Health insurer Anthem (ANTM) on Wednesday said the Obamacare individual insurance exchanges are not as profitable as it originally expected, but it is not planning to exit like competitor UnitedHealth Group (UNH).
Anthem CEO Joseph Swedish said the company had picked up more exchange customers than it expected during the first quarter and that it was planning to grow in that market.
“I think a sustainable market can be built,” Swedish told investors on a conference call. “We have positioned our portfolio to grow enrollment in the right markets with the right products in 2017.”
The exchanges were created as part of President Barack Obama’s Affordable Care Act, often called Obamacare, but are about half the size initially forecast and customer costs have been high.
Last week, UnitedHealth Group said that it was losing too much money on its exchange customers and would largely exit the marketplace in 2017. Other insurers, such as start-up cooperative healthcare plans created by the reform law, have also lost money.
Anthem executives said it was too early to estimate the costs of its new Obamacare members, but that it expected to continue to break even or have small profits.

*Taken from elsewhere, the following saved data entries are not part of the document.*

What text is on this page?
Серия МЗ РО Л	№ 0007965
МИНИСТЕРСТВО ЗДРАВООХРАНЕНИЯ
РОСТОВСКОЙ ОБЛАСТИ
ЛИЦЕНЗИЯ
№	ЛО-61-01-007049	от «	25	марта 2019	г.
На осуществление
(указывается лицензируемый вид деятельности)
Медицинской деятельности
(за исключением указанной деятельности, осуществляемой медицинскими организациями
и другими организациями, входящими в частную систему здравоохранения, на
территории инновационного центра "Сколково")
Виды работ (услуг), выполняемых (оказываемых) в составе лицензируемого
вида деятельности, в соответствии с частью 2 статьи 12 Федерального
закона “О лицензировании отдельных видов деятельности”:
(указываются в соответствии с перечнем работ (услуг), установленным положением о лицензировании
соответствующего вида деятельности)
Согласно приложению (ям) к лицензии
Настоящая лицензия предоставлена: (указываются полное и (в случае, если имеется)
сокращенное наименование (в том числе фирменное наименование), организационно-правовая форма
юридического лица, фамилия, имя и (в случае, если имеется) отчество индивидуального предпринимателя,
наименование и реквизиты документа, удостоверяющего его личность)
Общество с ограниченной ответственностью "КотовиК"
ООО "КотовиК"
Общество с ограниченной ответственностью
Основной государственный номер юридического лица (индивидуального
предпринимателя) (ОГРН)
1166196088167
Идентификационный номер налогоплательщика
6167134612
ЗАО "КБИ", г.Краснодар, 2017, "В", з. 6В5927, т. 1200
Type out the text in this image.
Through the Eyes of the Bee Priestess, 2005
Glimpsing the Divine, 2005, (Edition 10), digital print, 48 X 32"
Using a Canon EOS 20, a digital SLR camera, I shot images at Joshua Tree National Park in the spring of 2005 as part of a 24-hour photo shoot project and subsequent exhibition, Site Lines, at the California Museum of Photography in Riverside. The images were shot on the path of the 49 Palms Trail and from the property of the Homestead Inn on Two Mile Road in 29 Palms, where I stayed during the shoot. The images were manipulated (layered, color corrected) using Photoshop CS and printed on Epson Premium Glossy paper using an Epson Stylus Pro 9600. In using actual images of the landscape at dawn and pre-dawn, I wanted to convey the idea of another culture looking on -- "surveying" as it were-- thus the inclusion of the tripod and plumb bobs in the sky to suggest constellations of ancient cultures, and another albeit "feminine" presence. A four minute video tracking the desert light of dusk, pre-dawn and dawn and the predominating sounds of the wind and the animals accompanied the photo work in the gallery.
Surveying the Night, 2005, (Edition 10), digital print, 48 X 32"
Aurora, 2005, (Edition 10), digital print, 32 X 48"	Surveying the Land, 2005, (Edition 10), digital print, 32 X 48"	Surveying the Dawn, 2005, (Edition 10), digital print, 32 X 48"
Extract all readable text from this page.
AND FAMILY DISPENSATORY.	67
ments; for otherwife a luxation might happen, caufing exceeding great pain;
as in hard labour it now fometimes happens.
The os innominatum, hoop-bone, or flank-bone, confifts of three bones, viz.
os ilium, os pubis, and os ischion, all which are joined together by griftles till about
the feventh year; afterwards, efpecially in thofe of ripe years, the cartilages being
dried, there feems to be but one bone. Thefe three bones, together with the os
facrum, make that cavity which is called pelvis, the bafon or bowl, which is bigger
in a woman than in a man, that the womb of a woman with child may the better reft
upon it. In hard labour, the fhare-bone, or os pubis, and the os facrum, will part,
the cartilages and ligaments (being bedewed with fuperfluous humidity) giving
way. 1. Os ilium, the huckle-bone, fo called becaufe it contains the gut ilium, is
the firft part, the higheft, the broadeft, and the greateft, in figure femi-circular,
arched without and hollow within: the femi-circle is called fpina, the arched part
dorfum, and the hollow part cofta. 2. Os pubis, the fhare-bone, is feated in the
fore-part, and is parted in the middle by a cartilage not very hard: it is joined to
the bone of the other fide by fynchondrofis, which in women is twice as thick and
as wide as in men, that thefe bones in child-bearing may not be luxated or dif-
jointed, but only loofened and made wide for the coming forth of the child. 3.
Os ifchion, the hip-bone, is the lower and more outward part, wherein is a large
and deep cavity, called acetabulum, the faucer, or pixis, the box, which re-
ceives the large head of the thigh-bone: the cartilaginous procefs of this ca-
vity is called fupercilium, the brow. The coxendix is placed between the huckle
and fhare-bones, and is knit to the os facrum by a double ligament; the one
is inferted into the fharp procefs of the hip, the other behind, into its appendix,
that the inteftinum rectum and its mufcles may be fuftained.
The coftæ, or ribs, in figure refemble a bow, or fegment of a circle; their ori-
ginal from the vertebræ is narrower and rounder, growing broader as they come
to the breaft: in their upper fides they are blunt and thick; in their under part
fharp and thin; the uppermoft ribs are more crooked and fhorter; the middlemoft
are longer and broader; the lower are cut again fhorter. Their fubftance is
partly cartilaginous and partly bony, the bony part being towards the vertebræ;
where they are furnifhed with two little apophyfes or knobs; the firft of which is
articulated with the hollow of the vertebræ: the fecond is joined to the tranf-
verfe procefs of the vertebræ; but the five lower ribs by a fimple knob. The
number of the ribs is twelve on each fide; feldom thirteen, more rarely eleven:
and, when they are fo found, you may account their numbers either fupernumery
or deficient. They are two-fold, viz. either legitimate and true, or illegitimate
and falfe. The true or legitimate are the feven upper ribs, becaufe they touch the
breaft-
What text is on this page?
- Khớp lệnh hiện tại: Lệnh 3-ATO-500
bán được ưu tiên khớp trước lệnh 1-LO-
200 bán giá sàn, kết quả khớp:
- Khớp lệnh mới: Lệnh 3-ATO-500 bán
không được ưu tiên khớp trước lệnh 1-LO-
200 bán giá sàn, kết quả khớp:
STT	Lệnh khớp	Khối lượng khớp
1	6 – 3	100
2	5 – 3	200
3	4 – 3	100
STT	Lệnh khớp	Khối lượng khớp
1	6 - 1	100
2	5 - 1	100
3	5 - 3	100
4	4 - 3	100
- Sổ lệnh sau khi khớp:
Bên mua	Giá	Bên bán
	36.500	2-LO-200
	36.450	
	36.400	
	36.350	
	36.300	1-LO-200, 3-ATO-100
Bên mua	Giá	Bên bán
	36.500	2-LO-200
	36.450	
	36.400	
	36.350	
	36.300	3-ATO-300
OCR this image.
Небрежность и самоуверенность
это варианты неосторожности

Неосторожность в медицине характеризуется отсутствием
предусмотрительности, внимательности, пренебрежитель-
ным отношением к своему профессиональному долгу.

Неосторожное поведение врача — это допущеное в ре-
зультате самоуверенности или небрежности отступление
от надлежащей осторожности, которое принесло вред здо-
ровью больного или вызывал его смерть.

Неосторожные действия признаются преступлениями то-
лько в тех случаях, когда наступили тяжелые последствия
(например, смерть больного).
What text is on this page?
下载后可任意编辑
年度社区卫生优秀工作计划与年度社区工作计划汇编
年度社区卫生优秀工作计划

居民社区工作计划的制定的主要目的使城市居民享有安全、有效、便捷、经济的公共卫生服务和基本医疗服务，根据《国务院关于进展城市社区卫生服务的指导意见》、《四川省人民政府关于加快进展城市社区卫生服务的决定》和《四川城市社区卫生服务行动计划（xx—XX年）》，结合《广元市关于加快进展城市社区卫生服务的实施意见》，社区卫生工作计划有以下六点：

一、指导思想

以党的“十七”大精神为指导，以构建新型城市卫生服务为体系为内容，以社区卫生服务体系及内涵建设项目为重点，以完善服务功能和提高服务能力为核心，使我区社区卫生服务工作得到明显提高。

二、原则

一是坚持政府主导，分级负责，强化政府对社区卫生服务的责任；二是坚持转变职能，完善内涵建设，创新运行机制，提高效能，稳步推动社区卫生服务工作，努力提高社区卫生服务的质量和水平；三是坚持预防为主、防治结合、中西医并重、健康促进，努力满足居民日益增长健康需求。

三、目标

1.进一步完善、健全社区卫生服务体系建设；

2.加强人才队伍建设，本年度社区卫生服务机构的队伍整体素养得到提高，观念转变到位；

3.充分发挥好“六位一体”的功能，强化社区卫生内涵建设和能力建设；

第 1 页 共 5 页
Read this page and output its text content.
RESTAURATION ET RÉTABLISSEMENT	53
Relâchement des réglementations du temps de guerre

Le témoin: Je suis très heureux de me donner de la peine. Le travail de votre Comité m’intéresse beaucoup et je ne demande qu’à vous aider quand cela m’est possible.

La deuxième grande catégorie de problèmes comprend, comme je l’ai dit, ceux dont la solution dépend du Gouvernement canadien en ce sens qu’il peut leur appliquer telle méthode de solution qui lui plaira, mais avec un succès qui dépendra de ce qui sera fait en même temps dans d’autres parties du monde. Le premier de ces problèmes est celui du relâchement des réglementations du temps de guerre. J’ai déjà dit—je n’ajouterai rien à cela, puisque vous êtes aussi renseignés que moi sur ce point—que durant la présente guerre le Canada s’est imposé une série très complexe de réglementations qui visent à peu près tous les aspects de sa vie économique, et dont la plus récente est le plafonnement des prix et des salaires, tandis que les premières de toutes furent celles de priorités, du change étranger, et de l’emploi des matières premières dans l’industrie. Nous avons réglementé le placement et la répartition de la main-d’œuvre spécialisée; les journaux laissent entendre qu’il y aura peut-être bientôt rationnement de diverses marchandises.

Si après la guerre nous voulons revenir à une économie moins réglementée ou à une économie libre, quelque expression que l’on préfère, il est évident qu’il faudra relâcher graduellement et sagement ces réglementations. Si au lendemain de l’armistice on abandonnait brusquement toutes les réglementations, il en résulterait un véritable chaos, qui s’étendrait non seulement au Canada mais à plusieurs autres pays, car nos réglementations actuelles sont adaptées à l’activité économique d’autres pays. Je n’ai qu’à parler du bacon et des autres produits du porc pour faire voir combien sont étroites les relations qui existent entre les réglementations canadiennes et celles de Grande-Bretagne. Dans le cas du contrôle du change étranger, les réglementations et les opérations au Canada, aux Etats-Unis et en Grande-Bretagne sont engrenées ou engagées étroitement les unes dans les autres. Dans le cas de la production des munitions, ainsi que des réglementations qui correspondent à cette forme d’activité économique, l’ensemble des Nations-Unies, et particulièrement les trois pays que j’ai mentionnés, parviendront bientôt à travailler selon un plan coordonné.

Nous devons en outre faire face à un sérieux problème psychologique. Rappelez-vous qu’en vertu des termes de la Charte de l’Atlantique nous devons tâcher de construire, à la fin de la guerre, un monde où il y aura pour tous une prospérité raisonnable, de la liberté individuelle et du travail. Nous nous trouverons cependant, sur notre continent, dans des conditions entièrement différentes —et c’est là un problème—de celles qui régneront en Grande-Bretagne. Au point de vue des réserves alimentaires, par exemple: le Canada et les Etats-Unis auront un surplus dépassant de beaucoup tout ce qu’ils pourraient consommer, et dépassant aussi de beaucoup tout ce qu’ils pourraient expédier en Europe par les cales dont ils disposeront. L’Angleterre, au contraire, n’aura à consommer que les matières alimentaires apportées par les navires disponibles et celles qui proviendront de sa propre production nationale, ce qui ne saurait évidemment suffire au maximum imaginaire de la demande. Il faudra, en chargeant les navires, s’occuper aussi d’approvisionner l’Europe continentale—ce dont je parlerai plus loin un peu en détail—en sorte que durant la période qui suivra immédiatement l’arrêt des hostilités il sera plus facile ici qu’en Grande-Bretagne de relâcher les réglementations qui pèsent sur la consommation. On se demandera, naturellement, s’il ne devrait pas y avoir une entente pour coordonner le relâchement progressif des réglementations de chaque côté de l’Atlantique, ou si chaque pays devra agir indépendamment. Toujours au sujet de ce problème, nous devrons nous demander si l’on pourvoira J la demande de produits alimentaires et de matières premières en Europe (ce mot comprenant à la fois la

It added 184,000 net new members during the first quarter for a total of 975,000 members.
Anthem is talking to the government about possible changes to the marketplace such as updating how customer risk is shared among insurers, changing the exceptions allowed for enrollment outside of the usual time, the grace period for non-payment of insurance premiums and creating new insurance products.
Anthem sells these plans in the 14 states where it operates Blue Cross Blue Shield plans.
Anthem’s stance of sticking by the exchanges contrasts with UnitedHealth’s decision to cut its risk, one analyst said.
“They are definitely more aggressive on the exchanges. That has been their strategy from the outset and they are more willing to take on the risk of the exchanges,” Vishnu Lekraj, analyst at Morningstar Research said.
Profit Beats Expectations
Anthem, which is in the process of buying smaller rival Cigna (CI), reported a better-than-expected profit as it added more members to its Medicaid plans.
Membership in Medicaid plans rose 7.6 percent to 6 million, it said. Spending on medical claims as a percentage of premiums deteriorated to 81.8 percent from 80.2 percent.
First-quarter net income fell to $703 million, or $2.63 per share, from $865.2 million, or $3.09 per share, a year earlier.
Excluding items it earned $3.46 per share, above average analysts’ estimate of $3.32 per share.